Cette démission n'est finalement pas une si grande surprise puisque la rumeur de son départ ne faisait qu'enfler à Marseille ces dernières semaines. Sans compter que, selon des propos rapportés par Le Monde mi-octobre, l'édile de 64 ans avait confié à une personnalité de gauche avoir l'intention de rester en poste seulement "trois mois". 

Désormais actée, sa démission soulève néanmoins la question de son successeur. Si Michèle Rubirola a clairement indiqué qu'elle souhaitait que "Benoît Payan devienne maire", ce ne sera pas chose aisée. Car le premier adjoint ne fait pas l'unanimité au sein du Printemps marseillais, notamment en raison de son étiquette socialiste. Cette union des partis de gauche possède une courte et fragile majorité locale.

D'autant que des voix s'élèvent déjà dans l'opposition locale pour dénoncer des manœuvres politiques, à l'instar du président Les Républicains de la région PACA, Renaud Muselier, qui a dénoncé au micro d'Europe Soir "une tambouille politicienne". De son côté, l'extrême droite demande même que les Marseillais soient rappelés aux urnes. 

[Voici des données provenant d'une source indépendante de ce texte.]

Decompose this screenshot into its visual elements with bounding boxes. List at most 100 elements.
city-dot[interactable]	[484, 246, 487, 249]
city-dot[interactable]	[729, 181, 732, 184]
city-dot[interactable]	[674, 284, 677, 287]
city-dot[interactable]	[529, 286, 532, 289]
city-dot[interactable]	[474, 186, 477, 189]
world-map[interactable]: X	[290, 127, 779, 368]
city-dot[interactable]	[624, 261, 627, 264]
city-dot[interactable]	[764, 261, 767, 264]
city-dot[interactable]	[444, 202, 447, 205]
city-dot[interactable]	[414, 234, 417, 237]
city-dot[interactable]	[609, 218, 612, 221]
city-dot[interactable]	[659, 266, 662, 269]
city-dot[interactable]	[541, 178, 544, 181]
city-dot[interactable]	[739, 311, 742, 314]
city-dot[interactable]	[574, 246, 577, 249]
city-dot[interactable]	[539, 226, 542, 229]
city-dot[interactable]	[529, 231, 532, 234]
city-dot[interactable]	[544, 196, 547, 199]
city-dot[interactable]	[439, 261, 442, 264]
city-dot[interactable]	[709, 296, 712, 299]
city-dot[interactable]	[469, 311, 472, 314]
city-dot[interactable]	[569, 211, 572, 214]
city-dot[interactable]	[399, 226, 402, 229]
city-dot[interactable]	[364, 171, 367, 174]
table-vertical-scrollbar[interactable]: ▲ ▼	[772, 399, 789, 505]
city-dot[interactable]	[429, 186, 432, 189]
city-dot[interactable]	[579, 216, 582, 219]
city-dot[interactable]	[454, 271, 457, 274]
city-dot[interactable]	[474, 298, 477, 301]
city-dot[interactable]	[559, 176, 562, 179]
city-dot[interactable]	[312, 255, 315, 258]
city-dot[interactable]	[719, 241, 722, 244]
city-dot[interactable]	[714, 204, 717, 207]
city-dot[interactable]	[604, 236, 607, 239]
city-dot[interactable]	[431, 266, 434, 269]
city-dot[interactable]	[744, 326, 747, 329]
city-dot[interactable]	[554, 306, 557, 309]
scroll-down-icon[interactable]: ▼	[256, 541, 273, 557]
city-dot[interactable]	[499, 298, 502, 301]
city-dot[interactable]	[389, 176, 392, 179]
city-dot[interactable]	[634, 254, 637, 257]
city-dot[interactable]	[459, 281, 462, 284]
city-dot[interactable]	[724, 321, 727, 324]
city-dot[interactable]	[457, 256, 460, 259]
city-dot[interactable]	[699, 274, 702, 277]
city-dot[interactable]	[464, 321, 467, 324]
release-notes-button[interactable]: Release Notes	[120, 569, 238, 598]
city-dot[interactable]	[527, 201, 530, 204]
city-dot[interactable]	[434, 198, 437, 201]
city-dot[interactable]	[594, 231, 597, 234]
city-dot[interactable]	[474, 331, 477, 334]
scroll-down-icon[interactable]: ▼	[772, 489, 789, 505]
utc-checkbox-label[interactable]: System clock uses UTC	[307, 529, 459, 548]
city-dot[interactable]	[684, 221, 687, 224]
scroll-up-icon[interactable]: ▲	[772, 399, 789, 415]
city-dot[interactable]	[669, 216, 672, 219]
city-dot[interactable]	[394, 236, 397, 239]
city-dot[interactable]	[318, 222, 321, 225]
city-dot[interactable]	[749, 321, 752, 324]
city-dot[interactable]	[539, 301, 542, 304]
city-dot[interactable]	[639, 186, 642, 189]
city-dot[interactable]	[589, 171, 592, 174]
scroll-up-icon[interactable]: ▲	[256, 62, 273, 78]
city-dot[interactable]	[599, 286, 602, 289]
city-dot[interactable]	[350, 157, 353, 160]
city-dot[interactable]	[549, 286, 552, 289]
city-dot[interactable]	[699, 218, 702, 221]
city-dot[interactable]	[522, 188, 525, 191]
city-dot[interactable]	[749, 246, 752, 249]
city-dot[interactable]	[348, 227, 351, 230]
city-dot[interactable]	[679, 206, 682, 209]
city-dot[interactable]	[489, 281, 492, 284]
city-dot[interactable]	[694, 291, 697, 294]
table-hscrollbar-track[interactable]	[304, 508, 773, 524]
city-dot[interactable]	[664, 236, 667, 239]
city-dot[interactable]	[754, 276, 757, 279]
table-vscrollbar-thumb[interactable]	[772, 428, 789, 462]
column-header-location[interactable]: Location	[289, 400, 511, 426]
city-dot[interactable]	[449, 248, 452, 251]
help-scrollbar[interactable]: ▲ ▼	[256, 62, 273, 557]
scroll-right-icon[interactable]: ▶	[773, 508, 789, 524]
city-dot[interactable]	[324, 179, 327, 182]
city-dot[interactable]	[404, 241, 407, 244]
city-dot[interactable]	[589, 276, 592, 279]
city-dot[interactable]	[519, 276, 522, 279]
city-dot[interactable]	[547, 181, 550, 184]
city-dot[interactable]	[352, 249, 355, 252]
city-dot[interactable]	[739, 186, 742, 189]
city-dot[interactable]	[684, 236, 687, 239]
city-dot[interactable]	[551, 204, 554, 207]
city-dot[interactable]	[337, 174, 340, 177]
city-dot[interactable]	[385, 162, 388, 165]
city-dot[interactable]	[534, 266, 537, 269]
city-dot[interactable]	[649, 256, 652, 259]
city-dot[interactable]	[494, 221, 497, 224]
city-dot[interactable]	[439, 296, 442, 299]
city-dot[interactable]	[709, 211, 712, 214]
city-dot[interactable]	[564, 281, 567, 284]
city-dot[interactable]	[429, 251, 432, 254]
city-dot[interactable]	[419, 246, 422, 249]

... mais qui risque de déclencher une guerre de succession

Si, selon plusieurs sources locales, un accord est en cours pour que Benoît Payan échange de mandat avec Michèle Rubirola, rien ne dit pour l'heure si sa majorité va l'accepter. Sans compter que le plus grand obstacle reste certainement Samia Ghali. L'ex-sénatrice PS et deuxième adjointe à la mairie rêve d'occuper le fauteuil de la cité phocéenne depuis des années. Lors des dernières élections municipales, elle n'avait abandonné son projet que grâce à un accord passé avec Michèle Rubirola. L'élue des quartiers nord de la ville tient là une occasion de porter enfin l'écharpe tricolore.  

Que Benoît Payan ou Samia Ghali succède à Michèle Rubirola, une chose semble certaine : les socialistes pourraient revenir au pouvoir à Marseille, 35 ans après Gaston Defferre.